Tra fine dicembre 2013 e inizio gennaio 2014 sono venuti al pettine alcuni nodi non sciolti sul trattamento
economico che hanno gettato nel caos le retribuzioni del personale della scuola e nel panico gli incolpevoli interessati.
Il MEF blocca i passaggi di posizione stipendiale maturati nel corso del 2013 e chiede la restituzione dei compensi
corrisposti in ragione dei passaggi conseguiti, con riferimento al personale docente e a quello ATA.

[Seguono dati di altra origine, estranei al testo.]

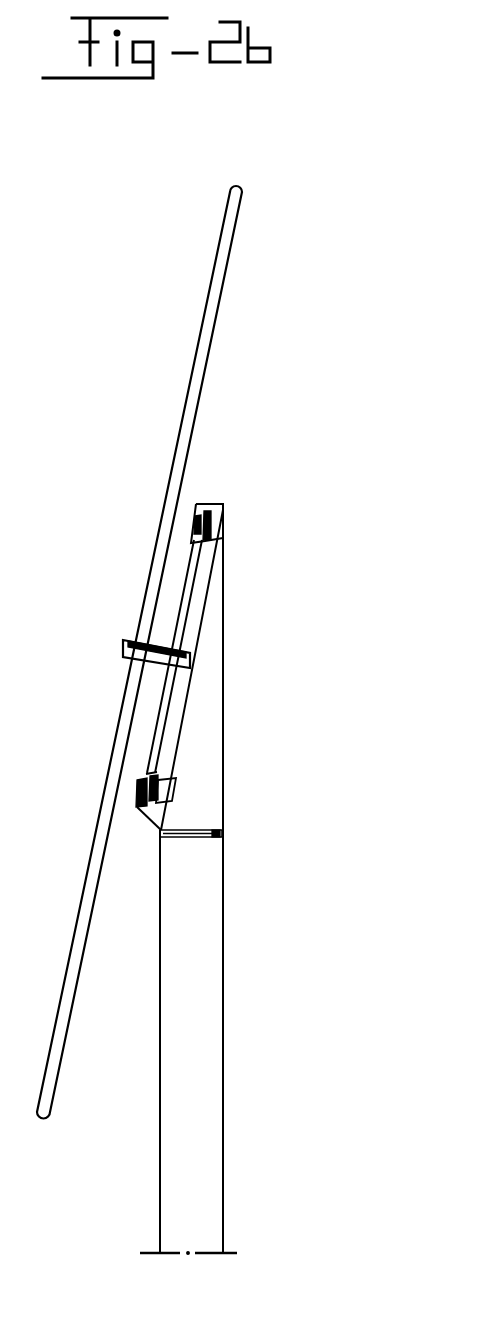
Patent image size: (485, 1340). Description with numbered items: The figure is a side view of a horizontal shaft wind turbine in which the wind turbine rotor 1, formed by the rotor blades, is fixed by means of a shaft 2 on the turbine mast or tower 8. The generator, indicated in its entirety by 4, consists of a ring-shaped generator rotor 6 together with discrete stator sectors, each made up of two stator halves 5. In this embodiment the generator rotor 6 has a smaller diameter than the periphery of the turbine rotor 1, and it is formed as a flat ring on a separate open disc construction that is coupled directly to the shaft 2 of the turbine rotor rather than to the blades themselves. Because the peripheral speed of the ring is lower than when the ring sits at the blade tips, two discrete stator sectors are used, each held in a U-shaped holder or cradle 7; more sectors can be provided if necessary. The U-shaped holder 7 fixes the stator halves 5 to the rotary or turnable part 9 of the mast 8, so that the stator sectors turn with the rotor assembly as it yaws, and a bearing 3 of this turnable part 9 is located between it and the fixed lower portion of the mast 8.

The wind turbine rotor 1 is at (207, 308).
The shaft 2 is at (123, 648).
The bearing 3 is at (222, 837).
The generator 4 is at (209, 497).
The stator halves 5 is at (193, 522).
The generator rotor 6 is at (150, 815).
The U-shaped holder 7 is at (160, 800).
The mast 8 is at (208, 1060).
The turnable part of the mast 9 is at (208, 735).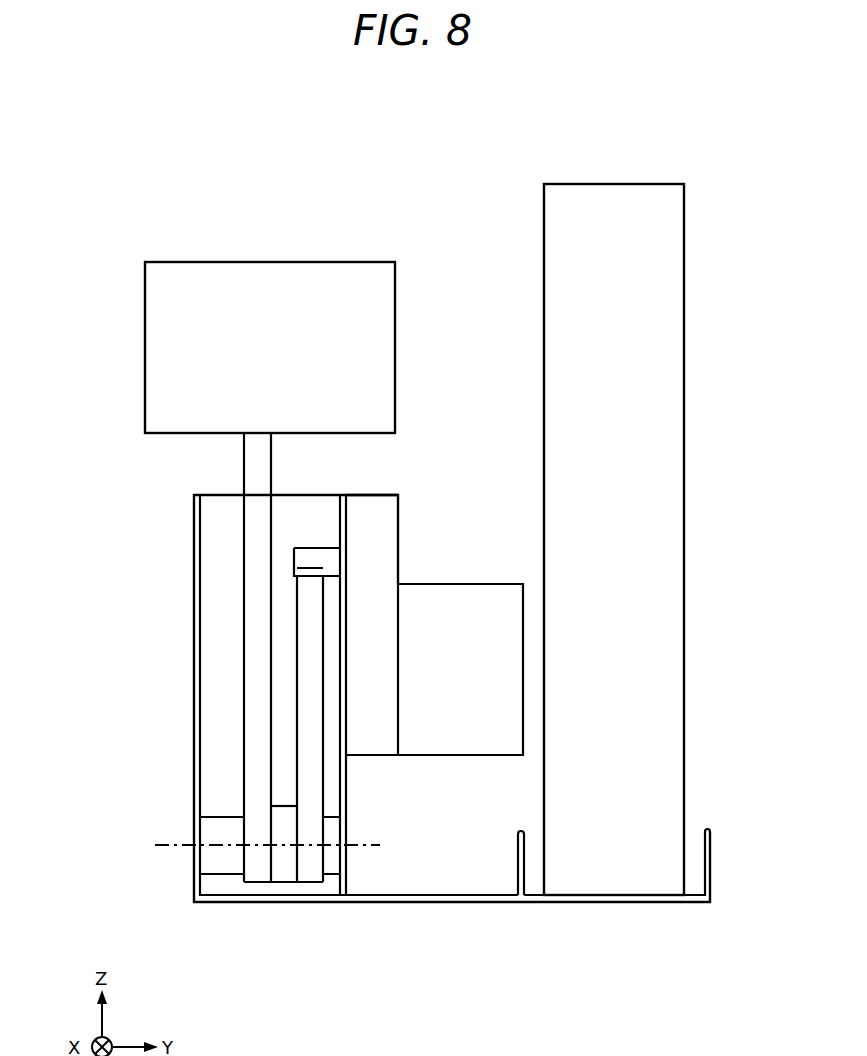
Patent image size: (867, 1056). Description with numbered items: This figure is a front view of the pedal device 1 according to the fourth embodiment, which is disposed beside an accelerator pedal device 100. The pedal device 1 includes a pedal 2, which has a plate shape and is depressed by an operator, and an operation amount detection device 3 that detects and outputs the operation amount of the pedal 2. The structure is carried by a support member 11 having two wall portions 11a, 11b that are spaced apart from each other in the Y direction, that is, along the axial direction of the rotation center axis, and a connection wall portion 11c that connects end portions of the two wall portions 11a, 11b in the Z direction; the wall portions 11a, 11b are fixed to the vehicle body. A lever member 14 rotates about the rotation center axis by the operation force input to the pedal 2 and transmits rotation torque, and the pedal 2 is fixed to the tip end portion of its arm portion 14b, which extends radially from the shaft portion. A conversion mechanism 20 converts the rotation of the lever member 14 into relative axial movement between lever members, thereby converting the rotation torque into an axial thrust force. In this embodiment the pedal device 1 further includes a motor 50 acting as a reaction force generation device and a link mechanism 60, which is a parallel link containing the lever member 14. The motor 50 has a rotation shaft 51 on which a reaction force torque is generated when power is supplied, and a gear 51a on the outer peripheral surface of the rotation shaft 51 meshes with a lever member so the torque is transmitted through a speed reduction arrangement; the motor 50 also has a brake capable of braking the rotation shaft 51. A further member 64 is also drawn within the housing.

The pedal device 1 is at (395, 192).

Il MIUR blocca le posizioni economiche orizzontali attribuite agli Assistenti Amministrativi e Tecnici ed ai Collaboratori
Scolastici, con decorrenza 1° febbraio 2011 e chiede la restituzione di quanto corrisposto.
Le reazioni veementi della politica e del Sindacato costringono il Governo (e i Ministri competenti) a ritornare
sulle decisioni prese sospendendo sia le retrocessioni che i recuperi.
Per i passaggi di posizione stipendiale si interviene con un D.L. (il n. 3 del 23 gennaio 2014) che rimanda la
soluzione definitiva ad apposita sessione negoziale (un nuovo CCNL) da chiudere entro il 30 giugno 2014.
Per le posizioni economiche si interviene, parzialmente, con atto amministrativo del Capo Dipartimento per
l’istruzione, che rimanda la soluzione definitiva ad un apposito provvedimento legislativo ancora non emanato.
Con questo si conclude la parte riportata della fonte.